Serdar Karagöz, "Bilgili, pozisyonunu doğru konumlandırmış bir iletişimci böyle bir haberi istediği gibi dizayn eder. ya adaletin, iyiliğin, doğrunun yanında dizayn eder ya da kültürel hegemonun çıkarları doğrultusunda dizayn eder. New York Times'ın da size ihtiyacı var, iyiliğin, adaletin ve doğrunun yanında duran medya kurum ve kuruluşlarının da size ihtiyacı var." dedi.
"Anadolu Ajansı artık bir medya teknoloji şirketi oldu"
AA'nın günlük haber üretimi hakkında da bilgiler veren ve son olarak dron ürettiklerini belirten Karagöz, "Selçuk Bayraktar'ın ürettiği dronlar gibi bombardıman yapan bir dron ürettik ama haber bombardımanı. Ne için, doğruluk ve adalet için. Haberci dronumuz şu an havada bütün olayları takip edip, anlık bizim haber merkezimize ve canlı yayınlara bunu geçebiliyor. Yani Anadolu Ajansı artık bir medya teknoloji şirketi oldu." diye konuştu.
Karagöz, AA çalışanlarının iş akış süreçlerinde yapay zekayı kullanmaya başladıklarını ve 137 ülkede faaliyet gösterdiklerini anlattı.

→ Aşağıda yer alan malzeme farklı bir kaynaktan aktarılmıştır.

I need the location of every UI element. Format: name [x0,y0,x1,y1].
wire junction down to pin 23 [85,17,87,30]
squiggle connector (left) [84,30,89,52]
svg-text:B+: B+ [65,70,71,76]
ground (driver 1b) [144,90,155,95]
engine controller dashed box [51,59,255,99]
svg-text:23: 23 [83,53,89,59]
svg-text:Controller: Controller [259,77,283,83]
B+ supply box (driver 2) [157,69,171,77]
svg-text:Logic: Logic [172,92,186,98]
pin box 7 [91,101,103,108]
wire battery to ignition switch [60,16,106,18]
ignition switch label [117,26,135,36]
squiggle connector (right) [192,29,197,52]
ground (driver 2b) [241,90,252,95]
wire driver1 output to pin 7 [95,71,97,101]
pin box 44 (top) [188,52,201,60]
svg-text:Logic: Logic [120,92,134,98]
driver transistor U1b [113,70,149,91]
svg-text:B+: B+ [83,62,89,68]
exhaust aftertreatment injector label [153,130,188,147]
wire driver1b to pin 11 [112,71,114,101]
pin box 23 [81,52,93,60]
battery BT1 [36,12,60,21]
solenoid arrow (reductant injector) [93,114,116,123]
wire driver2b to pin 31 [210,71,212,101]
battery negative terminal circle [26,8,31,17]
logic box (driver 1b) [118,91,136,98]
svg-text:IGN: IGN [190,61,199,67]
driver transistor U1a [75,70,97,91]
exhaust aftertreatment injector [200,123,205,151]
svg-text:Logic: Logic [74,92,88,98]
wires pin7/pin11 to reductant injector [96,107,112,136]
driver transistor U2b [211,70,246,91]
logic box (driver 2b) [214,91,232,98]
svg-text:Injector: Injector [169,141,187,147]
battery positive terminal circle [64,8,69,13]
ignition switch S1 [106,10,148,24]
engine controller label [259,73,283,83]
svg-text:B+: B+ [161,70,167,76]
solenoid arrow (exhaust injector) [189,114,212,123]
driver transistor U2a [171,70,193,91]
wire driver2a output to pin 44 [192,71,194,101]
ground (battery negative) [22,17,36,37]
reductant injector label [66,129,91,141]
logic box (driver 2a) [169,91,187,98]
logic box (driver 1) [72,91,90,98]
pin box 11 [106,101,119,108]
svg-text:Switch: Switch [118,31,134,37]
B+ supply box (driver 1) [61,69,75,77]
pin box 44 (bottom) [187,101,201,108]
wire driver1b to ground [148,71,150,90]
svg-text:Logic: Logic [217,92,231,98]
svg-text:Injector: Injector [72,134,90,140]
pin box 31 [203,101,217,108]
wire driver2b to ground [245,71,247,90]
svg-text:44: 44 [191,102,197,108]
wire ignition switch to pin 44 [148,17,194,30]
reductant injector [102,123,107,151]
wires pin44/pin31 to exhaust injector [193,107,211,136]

Rusya-Ukrayna Savaşı'nın olduğu dönemde 43 kişinin görev yaptığını, dünyayı kendilerinin bilgilendirdiklerini aktaran Karagöz, dünyanın çeşitli medya kuruluşlarının AA haberleri ve görsellerini kullandığını söyledi.
Karagöz, sosyal sorumluluk projesi adı altında başlatılan Yeşil Hat, Teyit Hattı ve Ayrımcılık Hattı, AA Plus projesi ve AA Araştırma Bursları hakkında da bilgiler verdi.
Türkiye'de haberin ve haberciliğin 104 yıldır temsilcisi olduklarını vurgulayan Karagöz, her ilçede bir AA muhabiri olduğunu, dünyanın en iyi haber ajansı olmayı hedeflediklerini sözlerine ekledi.
Konuşmasının ardından İstanbul Medipol Üniversitesi Rektör Yardımcısı Prof. Dr. Recep Öztürk ve İletişim Fakültesi Dekanı Prof. Dr. Ali Büyükaslan, Karagöz'e plaket takdim etti.